Chinese Imports Affected
Of course, since gold is widely exported in China, this drop in the market as well as a loss in the confidence of the Chinese gold market could also mean a big impact on the import market for the country. Loss of confidence may mean that Chinese importers cannot command the kind of exchanges they have in the past, with the yen continuing to drop against the U.S. dollar.

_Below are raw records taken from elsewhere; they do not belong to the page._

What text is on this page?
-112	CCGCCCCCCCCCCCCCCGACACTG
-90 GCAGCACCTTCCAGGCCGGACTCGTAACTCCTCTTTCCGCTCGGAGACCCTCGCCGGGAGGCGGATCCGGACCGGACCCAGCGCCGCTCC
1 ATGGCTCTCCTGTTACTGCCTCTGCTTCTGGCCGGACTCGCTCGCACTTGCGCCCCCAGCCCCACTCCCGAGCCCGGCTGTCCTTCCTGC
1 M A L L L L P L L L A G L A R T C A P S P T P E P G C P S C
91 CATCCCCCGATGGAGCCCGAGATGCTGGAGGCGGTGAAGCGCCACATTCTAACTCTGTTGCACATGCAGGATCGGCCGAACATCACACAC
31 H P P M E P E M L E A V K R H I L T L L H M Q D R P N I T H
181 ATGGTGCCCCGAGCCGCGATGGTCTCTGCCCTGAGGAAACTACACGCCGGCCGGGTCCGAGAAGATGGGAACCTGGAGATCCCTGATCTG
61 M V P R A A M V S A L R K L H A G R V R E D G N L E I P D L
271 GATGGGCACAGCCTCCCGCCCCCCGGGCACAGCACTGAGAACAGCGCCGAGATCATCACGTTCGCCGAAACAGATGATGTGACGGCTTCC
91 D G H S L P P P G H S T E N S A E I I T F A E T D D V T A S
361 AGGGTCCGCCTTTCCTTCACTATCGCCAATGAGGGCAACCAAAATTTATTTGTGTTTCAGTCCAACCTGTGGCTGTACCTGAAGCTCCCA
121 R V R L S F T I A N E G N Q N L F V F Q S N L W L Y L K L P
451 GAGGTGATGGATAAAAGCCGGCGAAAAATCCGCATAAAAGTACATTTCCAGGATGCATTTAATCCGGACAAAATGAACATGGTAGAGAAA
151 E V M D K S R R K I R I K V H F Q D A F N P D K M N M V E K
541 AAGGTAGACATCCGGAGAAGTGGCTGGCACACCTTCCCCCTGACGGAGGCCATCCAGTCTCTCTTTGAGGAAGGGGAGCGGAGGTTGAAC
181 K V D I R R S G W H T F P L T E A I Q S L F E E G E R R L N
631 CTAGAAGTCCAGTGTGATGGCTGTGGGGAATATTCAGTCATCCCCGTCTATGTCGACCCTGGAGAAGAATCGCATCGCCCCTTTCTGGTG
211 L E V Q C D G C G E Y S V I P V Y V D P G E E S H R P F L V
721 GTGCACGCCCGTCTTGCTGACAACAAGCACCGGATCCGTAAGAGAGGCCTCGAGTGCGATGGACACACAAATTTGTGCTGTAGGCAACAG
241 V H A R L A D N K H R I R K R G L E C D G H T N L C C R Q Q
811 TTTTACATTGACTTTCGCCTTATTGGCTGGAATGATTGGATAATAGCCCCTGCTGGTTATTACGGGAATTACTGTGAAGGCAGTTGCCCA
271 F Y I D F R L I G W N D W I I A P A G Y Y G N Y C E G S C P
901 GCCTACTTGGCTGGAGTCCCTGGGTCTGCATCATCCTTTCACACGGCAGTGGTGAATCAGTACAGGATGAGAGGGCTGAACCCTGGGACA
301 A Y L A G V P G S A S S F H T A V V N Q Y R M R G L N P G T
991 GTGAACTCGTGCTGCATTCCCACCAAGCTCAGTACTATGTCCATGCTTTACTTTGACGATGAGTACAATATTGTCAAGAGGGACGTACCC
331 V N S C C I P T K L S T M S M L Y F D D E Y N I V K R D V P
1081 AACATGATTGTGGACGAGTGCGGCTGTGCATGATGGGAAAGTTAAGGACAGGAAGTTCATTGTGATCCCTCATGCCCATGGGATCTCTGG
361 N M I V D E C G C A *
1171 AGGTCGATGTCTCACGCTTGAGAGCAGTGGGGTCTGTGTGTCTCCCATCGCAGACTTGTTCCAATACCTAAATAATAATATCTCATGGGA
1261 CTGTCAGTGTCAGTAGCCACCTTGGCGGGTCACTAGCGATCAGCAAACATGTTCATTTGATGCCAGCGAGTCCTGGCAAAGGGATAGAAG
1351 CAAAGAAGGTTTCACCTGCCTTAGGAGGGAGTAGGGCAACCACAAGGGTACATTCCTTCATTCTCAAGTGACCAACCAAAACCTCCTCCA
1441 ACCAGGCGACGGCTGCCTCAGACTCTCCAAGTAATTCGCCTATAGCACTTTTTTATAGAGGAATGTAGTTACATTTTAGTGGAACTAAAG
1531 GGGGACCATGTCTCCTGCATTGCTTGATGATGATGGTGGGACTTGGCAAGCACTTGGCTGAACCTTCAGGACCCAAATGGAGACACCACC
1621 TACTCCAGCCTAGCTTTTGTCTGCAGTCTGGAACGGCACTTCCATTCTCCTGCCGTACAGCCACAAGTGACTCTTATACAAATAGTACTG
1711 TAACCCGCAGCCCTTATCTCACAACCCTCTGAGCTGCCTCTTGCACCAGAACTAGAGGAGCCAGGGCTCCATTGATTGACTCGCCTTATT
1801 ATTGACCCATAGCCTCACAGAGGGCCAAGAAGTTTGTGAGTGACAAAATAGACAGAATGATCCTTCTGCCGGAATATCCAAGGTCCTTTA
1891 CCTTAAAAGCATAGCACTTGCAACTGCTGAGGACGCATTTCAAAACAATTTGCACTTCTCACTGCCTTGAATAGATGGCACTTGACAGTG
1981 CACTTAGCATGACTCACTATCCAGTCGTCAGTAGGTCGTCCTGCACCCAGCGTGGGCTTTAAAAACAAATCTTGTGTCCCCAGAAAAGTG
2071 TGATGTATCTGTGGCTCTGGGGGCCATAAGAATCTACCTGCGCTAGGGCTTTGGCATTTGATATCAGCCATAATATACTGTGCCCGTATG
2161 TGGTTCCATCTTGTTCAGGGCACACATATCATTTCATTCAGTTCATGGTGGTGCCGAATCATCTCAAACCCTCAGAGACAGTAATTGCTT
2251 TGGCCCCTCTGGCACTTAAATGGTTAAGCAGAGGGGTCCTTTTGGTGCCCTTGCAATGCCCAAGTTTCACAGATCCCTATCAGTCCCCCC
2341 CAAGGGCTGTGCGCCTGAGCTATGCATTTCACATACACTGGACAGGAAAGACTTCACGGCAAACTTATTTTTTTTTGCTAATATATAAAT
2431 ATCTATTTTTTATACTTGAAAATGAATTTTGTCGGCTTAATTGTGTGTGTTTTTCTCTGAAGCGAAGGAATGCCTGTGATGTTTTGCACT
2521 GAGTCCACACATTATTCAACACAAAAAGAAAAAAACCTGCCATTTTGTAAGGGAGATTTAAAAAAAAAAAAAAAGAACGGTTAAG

The Changing Face of China
One of the big reasons for the drop in retail sales of gold jewelry in China is the changing tastes of the Chinese people themselves. Gold jewelry, once a staple of the country as a way for anyone to show their wealth, has continued to lose popularity. The westernization of the Chinese people has led the way to new shows of wealth such as in cars, property and out of country real estate. As a result, true wealth is no longer held in accumulating gold jewelry. Thus, the changes in the retail market are bound to continue until the gold jewelry market can find an answer to this shift in the retail demand.
Retail Gold Sales
At the end of the trail is the price of gold jewelry in the retail trade. In some ways it is a case of the tail wagging the dog, since retail sales are the result of low gold prices but when retail sales of gold jewelry in China drops, so does the value of all Chinese products against this backdrop. Banks will be left to begin limiting the amount of leasing they are willing to do against projected gold sales if the manufacturers continue to fail on their loans.